This antiserum binds to a chitinase at the conidial surface (Boldo et al., 2009), and 86.5% (1972±166.7) of the conidia adhered before RG7422 concentration washing while 106% (1712±177) adhered afterwards. When the wings were treated with the recombinant GAPDH, the adhesion decreased to 31% (697.7±132.4) and 11% (254.3±41.37) (P<0.0001) before and after washing, respectively. Again, to exclude unspecific blocking of the adhesion by the protein

wing treatment, we used BSA as a control. In this case, adhesion was 96% (2205±207.8) and 122% (1974±120.4) before and after washing, respectively (Fig. 6). In order to study the possible participation of GAPDH in adhesion to the host, we isolated and characterized the M. anisopliae GAPDH gene and protein. The deduced amino acid sequence from the cDNA and from the gene was confirmed by MS identification with the major native protein form (36 kDa, pI 7.0) isolated from 2-D gel electrophoresis of mycelial

M. anisopliae protein extract.
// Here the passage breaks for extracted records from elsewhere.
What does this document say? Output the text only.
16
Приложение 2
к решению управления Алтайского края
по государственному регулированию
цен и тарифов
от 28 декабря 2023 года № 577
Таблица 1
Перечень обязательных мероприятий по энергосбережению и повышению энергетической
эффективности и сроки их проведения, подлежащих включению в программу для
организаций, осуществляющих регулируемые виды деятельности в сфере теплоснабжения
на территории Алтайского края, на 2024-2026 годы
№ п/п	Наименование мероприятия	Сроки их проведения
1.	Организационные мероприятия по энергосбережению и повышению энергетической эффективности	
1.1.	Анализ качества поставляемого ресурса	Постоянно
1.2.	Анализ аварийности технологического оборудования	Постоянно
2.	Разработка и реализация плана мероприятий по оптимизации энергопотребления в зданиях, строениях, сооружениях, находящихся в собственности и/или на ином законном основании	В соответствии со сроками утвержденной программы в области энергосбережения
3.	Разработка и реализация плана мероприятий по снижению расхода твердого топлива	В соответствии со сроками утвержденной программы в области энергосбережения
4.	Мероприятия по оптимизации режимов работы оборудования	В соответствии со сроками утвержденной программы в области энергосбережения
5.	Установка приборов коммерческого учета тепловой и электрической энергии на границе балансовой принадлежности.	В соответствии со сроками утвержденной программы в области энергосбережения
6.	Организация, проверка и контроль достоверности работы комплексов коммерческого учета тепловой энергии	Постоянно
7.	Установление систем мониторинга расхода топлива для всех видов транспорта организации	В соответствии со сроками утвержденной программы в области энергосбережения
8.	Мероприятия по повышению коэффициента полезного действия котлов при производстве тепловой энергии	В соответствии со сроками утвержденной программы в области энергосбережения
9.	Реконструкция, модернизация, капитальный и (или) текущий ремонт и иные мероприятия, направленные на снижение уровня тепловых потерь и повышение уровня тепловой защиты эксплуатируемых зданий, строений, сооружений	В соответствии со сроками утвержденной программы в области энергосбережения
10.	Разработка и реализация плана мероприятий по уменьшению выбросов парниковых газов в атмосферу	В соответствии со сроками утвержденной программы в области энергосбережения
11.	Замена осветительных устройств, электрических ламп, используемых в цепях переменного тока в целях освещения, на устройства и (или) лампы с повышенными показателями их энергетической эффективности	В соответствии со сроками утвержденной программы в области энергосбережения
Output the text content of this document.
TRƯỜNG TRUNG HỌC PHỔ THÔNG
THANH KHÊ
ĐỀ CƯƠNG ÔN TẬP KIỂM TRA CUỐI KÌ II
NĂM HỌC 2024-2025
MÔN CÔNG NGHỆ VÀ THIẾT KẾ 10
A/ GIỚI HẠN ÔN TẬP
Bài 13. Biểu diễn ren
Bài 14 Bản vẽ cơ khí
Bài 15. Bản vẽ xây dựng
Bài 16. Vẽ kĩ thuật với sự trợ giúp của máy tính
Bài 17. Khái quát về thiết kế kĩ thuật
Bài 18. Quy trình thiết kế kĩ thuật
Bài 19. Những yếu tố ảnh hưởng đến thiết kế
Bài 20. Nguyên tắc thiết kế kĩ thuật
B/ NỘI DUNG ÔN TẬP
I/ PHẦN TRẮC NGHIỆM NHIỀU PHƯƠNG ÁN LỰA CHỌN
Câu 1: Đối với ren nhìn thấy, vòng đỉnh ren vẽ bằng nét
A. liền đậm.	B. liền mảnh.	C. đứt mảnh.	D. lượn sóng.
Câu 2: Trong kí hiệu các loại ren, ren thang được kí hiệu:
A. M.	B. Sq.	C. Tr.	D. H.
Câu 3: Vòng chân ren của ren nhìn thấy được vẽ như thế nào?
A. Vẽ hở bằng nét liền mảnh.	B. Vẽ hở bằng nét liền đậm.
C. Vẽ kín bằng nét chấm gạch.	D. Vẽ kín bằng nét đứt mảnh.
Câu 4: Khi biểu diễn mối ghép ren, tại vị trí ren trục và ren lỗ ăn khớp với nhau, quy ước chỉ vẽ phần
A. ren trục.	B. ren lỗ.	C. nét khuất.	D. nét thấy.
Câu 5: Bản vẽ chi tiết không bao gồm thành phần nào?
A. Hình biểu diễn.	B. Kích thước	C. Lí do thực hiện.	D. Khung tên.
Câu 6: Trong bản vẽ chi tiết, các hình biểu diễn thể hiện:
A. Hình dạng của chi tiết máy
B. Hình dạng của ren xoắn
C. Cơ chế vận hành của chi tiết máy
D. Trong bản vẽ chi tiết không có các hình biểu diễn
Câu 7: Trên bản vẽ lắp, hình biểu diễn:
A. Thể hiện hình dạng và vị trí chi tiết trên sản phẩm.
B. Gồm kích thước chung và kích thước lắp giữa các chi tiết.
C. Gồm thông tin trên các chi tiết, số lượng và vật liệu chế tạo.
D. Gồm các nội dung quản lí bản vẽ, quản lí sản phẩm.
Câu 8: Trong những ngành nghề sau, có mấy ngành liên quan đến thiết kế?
The other two protein isoforms (36 kDa, pIs 6.6 and 6.8) recognized by immunodetection using the P. brasiliensis anti-GAPDH serum led us to infer GAPDH isoform identity. A multiple isoform pattern could suggest different functions for each isoform, as found in other systems (Barbosa et al., 2004; Benndorf et al., 2008). GAPDH in M. anisopliae revealed regulated transcription and translation patterns in response to different carbon see more sources. In Mucor circinelloides, the orthologous gpdh1 gene was also shown to have a well-defined transcription pattern that is primarily regulated in response to the

carbon source by a mechanism that includes a negative regulator (Larsen et al., 2004). The behavior of gpdh1 gene transcription in M. anisopliae in response to different carbon sources led us to infer that glycerol and ethanol are assimilated directly by the citric acid cycle pathway and the oxidative phosphorylation chain. Because of the lack of glucose in these experiments, the gpdh1 gene transcripts MRIP were strongly repressed. The patterns of gpdh1 transcripts confirm that aerobic metabolism prevails in M. anisopliae as would be expected if aerobic metabolism prevails in M. anisopliae as well as other filamentous fungi such as Trichoderma reesei (Chambergo et al., 2002). A well-known mechanism of carbon-catabolism gene tuning in response to the available substrate is the carbon catabolite repression that was observed in Aspergillus nidulans. When this fungus is grown on complex substrates containing both metabolically favorable carbon sources (such as glucose) and less favorable ones (such as ethanol and glycerol), it is able to repress the genes involved in the utilization of the less favorable carbon. An important regulatory protein controlling carbon repression in A. nidulans is CreA (Mogensen et al., 2006). In M. anisopliae, repression occurs by CRR1 (Screen et al., 1997), the CreA ortholog. A marked decrease in gpdh1 transcript accumulation in total RNA extracted from M.